Rocío Valverde

Miedo a la oscuridad

Evolutivamente siempre hemos estado en desventaja en la oscuridad

Miedo a la oscuridad
Rocío Valverde
30 de abril del 2018

 

El domingo empezó a las 11 de la mañana. Abrí el ojo derecho y vi una mancha negra flotando en mi habitación. Se me cayó el alma a los pies y abrí el ojo izquierdo. Encendí la luz y enfocando bien vi cómo la mancha humanoide se transformaba en una bata gigante de hombre estratégicamente posicionada para darme un infarto. Agitada y recordando toda la estirpe de mi esposo, arrastré mis pasos hasta el baño para quitarme las legañas de los ojos y parte del maquillaje del día anterior. ¿De dónde proviene ese miedo tan biológicamente comprensible?

Desde que tengo memoria, recuerdo siempre esperar en el marco de la puerta de mi habitación dándome ánimos para mirar debajo de la cama para asegurarme de que no había monstruos o fantasmas esperando el instante en que apagara la luz para salir de su oscura guarida y jalarme las de las patas. ¿Qué pasaría si bajo mi colchón —junto a algunas ropas de muñecas, lapiceros de colores y cuadernos de control— se escondía un ente maligno?

Como siempre yo tenía un plan. Antes de irme a dormir, y sin que mi madre lo notara, cogía la escoba de la cocina y me escabullía a mi habitación. Desde la puerta cogía la escoba y violentamente la deslizaba debajo dela cama. Si algo salía podía cerrar la puerta y atrapar al espíritu maligno hasta que llegaran mis padres a socorrerme.

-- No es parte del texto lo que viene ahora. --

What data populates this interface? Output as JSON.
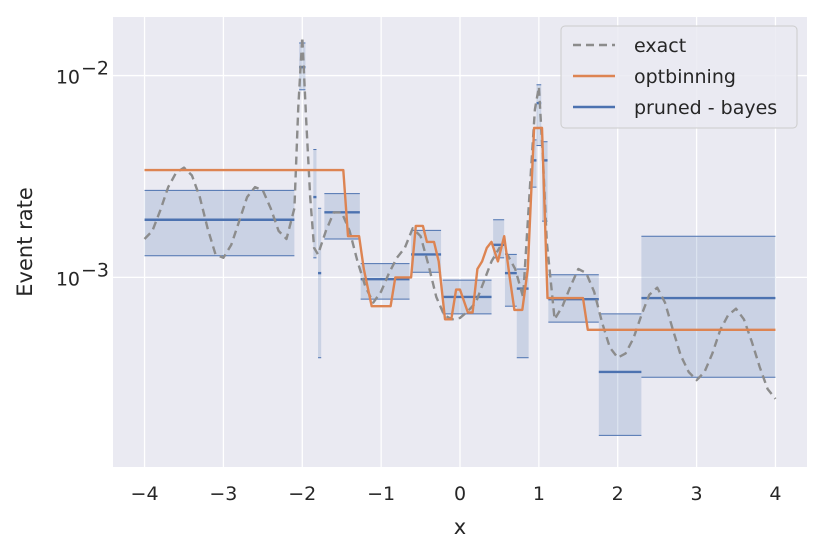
{
  "chart_data": {
    "type": "line",
    "xlabel": "x",
    "ylabel": "Event rate",
    "xlim": [
      -4.4,
      4.4
    ],
    "ylim": [
      0.000115,
      0.0195
    ],
    "yscale": "log",
    "grid": true,
    "legend_position": "top-right",
    "x_ticks": [
      {
        "value": -4,
        "label": "−4"
      },
      {
        "value": -3,
        "label": "−3"
      },
      {
        "value": -2,
        "label": "−2"
      },
      {
        "value": -1,
        "label": "−1"
      },
      {
        "value": 0,
        "label": "0"
      },
      {
        "value": 1,
        "label": "1"
      },
      {
        "value": 2,
        "label": "2"
      },
      {
        "value": 3,
        "label": "3"
      },
      {
        "value": 4,
        "label": "4"
      }
    ],
    "y_ticks": [
      {
        "value": 0.001,
        "base": "10",
        "exponent": "−3"
      },
      {
        "value": 0.01,
        "base": "10",
        "exponent": "−2"
      }
    ],
    "series": [
      {
        "name": "exact",
        "color": "#8c8c8c",
        "style": "dashed",
        "x": [
          -4.0,
          -3.9,
          -3.8,
          -3.7,
          -3.6,
          -3.5,
          -3.4,
          -3.3,
          -3.2,
          -3.1,
          -3.0,
          -2.9,
          -2.8,
          -2.7,
          -2.6,
          -2.5,
          -2.4,
          -2.3,
          -2.2,
          -2.1,
          -2.05,
          -2.0,
          -1.95,
          -1.9,
          -1.85,
          -1.8,
          -1.7,
          -1.6,
          -1.5,
          -1.4,
          -1.3,
          -1.2,
          -1.1,
          -1.0,
          -0.9,
          -0.8,
          -0.7,
          -0.6,
          -0.5,
          -0.4,
          -0.3,
          -0.2,
          -0.1,
          0.0,
          0.1,
          0.2,
          0.3,
          0.4,
          0.5,
          0.6,
          0.7,
          0.8,
          0.9,
          0.95,
          1.0,
          1.05,
          1.1,
          1.2,
          1.3,
          1.4,
          1.5,
          1.6,
          1.7,
          1.8,
          1.9,
          2.0,
          2.1,
          2.2,
          2.3,
          2.4,
          2.5,
          2.6,
          2.7,
          2.8,
          2.9,
          3.0,
          3.1,
          3.2,
          3.3,
          3.4,
          3.5,
          3.6,
          3.7,
          3.8,
          3.9,
          4.0
        ],
        "y": [
          0.00155,
          0.0017,
          0.00215,
          0.0028,
          0.0033,
          0.0035,
          0.0032,
          0.0025,
          0.00175,
          0.0013,
          0.00125,
          0.00145,
          0.0019,
          0.0025,
          0.0028,
          0.0027,
          0.0022,
          0.0017,
          0.00155,
          0.0022,
          0.007,
          0.0155,
          0.006,
          0.0025,
          0.0014,
          0.0013,
          0.0017,
          0.0021,
          0.0021,
          0.0017,
          0.0012,
          0.0009,
          0.00075,
          0.00085,
          0.00105,
          0.00125,
          0.0014,
          0.00175,
          0.0016,
          0.00115,
          0.0008,
          0.00065,
          0.00062,
          0.00063,
          0.00068,
          0.00075,
          0.00095,
          0.0012,
          0.0014,
          0.0013,
          0.0011,
          0.0008,
          0.0034,
          0.0068,
          0.0088,
          0.004,
          0.0015,
          0.00062,
          0.00072,
          0.0009,
          0.0011,
          0.00105,
          0.00085,
          0.0006,
          0.00045,
          0.0004,
          0.00042,
          0.0005,
          0.00065,
          0.00082,
          0.00089,
          0.00075,
          0.00055,
          0.00041,
          0.00034,
          0.00031,
          0.00034,
          0.00042,
          0.00055,
          0.00065,
          0.0007,
          0.00062,
          0.00048,
          0.00036,
          0.00028,
          0.00025
        ]
      },
      {
        "name": "optbinning",
        "color": "#dd8452",
        "style": "solid",
        "x": [
          -4.0,
          -1.48,
          -1.42,
          -1.28,
          -1.22,
          -1.12,
          -0.88,
          -0.82,
          -0.62,
          -0.56,
          -0.47,
          -0.42,
          -0.33,
          -0.27,
          -0.19,
          -0.11,
          -0.05,
          0.0,
          0.1,
          0.16,
          0.22,
          0.28,
          0.34,
          0.4,
          0.48,
          0.56,
          0.63,
          0.69,
          0.73,
          0.79,
          0.86,
          0.94,
          1.0,
          1.04,
          1.11,
          1.56,
          1.62,
          4.0
        ],
        "y": [
          0.0034,
          0.0034,
          0.0016,
          0.0016,
          0.0011,
          0.00072,
          0.00072,
          0.001,
          0.001,
          0.0018,
          0.0018,
          0.0015,
          0.0015,
          0.0012,
          0.00062,
          0.00062,
          0.00087,
          0.00087,
          0.00067,
          0.00067,
          0.0011,
          0.0012,
          0.0014,
          0.0015,
          0.0012,
          0.0016,
          0.001,
          0.00069,
          0.00069,
          0.00069,
          0.0011,
          0.0055,
          0.0055,
          0.0055,
          0.00079,
          0.00079,
          0.00055,
          0.00055
        ]
      }
    ],
    "bins": {
      "name": "pruned - bayes",
      "color": "#4c72b0",
      "fill_color": "#4c72b0",
      "items": [
        {
          "x0": -4.0,
          "x1": -2.1,
          "lo": 0.00128,
          "mid": 0.00193,
          "hi": 0.0027
        },
        {
          "x0": -2.04,
          "x1": -1.96,
          "lo": 0.0085,
          "mid": 0.011,
          "hi": 0.0145
        },
        {
          "x0": -1.86,
          "x1": -1.82,
          "lo": 0.00125,
          "mid": 0.0025,
          "hi": 0.0043
        },
        {
          "x0": -1.8,
          "x1": -1.76,
          "lo": 0.0004,
          "mid": 0.00105,
          "hi": 0.0022
        },
        {
          "x0": -1.72,
          "x1": -1.27,
          "lo": 0.00155,
          "mid": 0.0021,
          "hi": 0.0026
        },
        {
          "x0": -1.26,
          "x1": -0.64,
          "lo": 0.00078,
          "mid": 0.00098,
          "hi": 0.00117
        },
        {
          "x0": -0.62,
          "x1": -0.24,
          "lo": 0.00106,
          "mid": 0.0013,
          "hi": 0.00171
        },
        {
          "x0": -0.22,
          "x1": 0.4,
          "lo": 0.00066,
          "mid": 0.0008,
          "hi": 0.00097
        },
        {
          "x0": 0.42,
          "x1": 0.56,
          "lo": 0.00125,
          "mid": 0.00145,
          "hi": 0.00193
        },
        {
          "x0": 0.57,
          "x1": 0.72,
          "lo": 0.00072,
          "mid": 0.00105,
          "hi": 0.0013
        },
        {
          "x0": 0.72,
          "x1": 0.87,
          "lo": 0.0004,
          "mid": 0.00088,
          "hi": 0.0011
        },
        {
          "x0": 0.92,
          "x1": 0.97,
          "lo": 0.0028,
          "mid": 0.0038,
          "hi": 0.0048
        },
        {
          "x0": 0.97,
          "x1": 1.03,
          "lo": 0.0045,
          "mid": 0.0073,
          "hi": 0.009
        },
        {
          "x0": 1.04,
          "x1": 1.11,
          "lo": 0.0019,
          "mid": 0.0038,
          "hi": 0.0047
        },
        {
          "x0": 1.12,
          "x1": 1.76,
          "lo": 0.0006,
          "mid": 0.00078,
          "hi": 0.00103
        },
        {
          "x0": 1.76,
          "x1": 2.3,
          "lo": 0.000165,
          "mid": 0.00034,
          "hi": 0.00066
        },
        {
          "x0": 2.3,
          "x1": 4.0,
          "lo": 0.00032,
          "mid": 0.00079,
          "hi": 0.0016
        }
      ]
    },
    "legend": [
      {
        "label": "exact",
        "color": "#8c8c8c",
        "style": "dashed"
      },
      {
        "label": "optbinning",
        "color": "#dd8452",
        "style": "solid"
      },
      {
        "label": "pruned - bayes",
        "color": "#4c72b0",
        "style": "solid"
      }
    ]
  }
}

El plan a veces no funcionaba, porque mi madre me mandaba a dormir y no había tutía que la hiciera cambiar de idea. En esos casos cogía carrera desde la puerta de mi habitación y desde allí me lanzaba a la cama. Aterrizando sabía que había pasado gran parte del peligro, y solo tocaba llamar a uno de mis padres para que me apagara la luz. Mis padres no se explicaban cómo podía romper tantas tablas de la cama. Bueno, padres, aquí la respuesta.

Tenía miedo a la oscuridad, no solo a aquello que podía ocultarse en mi habitación. Mi padre cogió la costumbre, empujado por la electrizante alza de la tarifa eléctrica, de apagar todas las luces del segundo piso, el cual tiene un largo y estrecho pasadizo. Parecía que nunca ibas a llegar al final, y que de que las sombras se asomaría un huesudo brazo para llevarte a las tinieblas. Mi imaginación me planteaba mil escenarios, los cuales siempre terminaban con la aparición de algún espíritu y mi inminente muerte.

Cuando mi madre me mandaba al segundo piso, por sus lentes o un bloc de notas que dejó en su velador, me tocaba atravesar todo el pasadizo hasta llegar a su habitación: ochos metros de completa oscuridad. Había ideado otro sistema casi infalible. Apoyando mi mano en la pared corría a toda velocidad tocando todos los interruptores y así iba encendiendo todos los focos. El problema era que mi padre, ahorrador como siempre, había decidido que había demasiados focos alumbrando el pasadizo, así que quitó uno sin decir media palabra. Mi final llegaría a mis tiernos ocho años, pues había llegado el día en el que tenía que caminar en la penumbra y todo por un foco.

Paso a paso, con las rodillas crujiendo del terror, llegué hasta la habitación de mi madre. Sobreviví, al fin podía enterrar este miedo irracional de niña pequeña, nunca más miraría debajo de la cama, era invencible. Y en ese preciso instante un apagón me bajó de mi pedestal. Las cortinas se comenzaron a mover por el viento y salí corriendo como un caballo sin nombre.

Con el paso de los años esta fobia infantil se fue esfumando, pero nunca desapareció por completo. Hasta el día de hoy cada vez que entro a casa enciendo un foco y reviso habitación por habitación, esta vez por si un ente de carne y hueso se ha colado en mi vivienda. ¿Es esto un miedo racional? Voy a decirme que sí porque evolutivamente siempre hemos estado en desventaja en la oscuridad. Nuestros ancestros eran más propensos al ataque de un depredador cuando se ocultaba el sol. Una serpiente podía reptar muy sigilosamente en la oscuridad y un león era capaz de devorarte en minutos bajo el manto de la noche. Seguiré con mi miedo evolutivo porque bien se sabe que los monstruos salen a jugar de noche.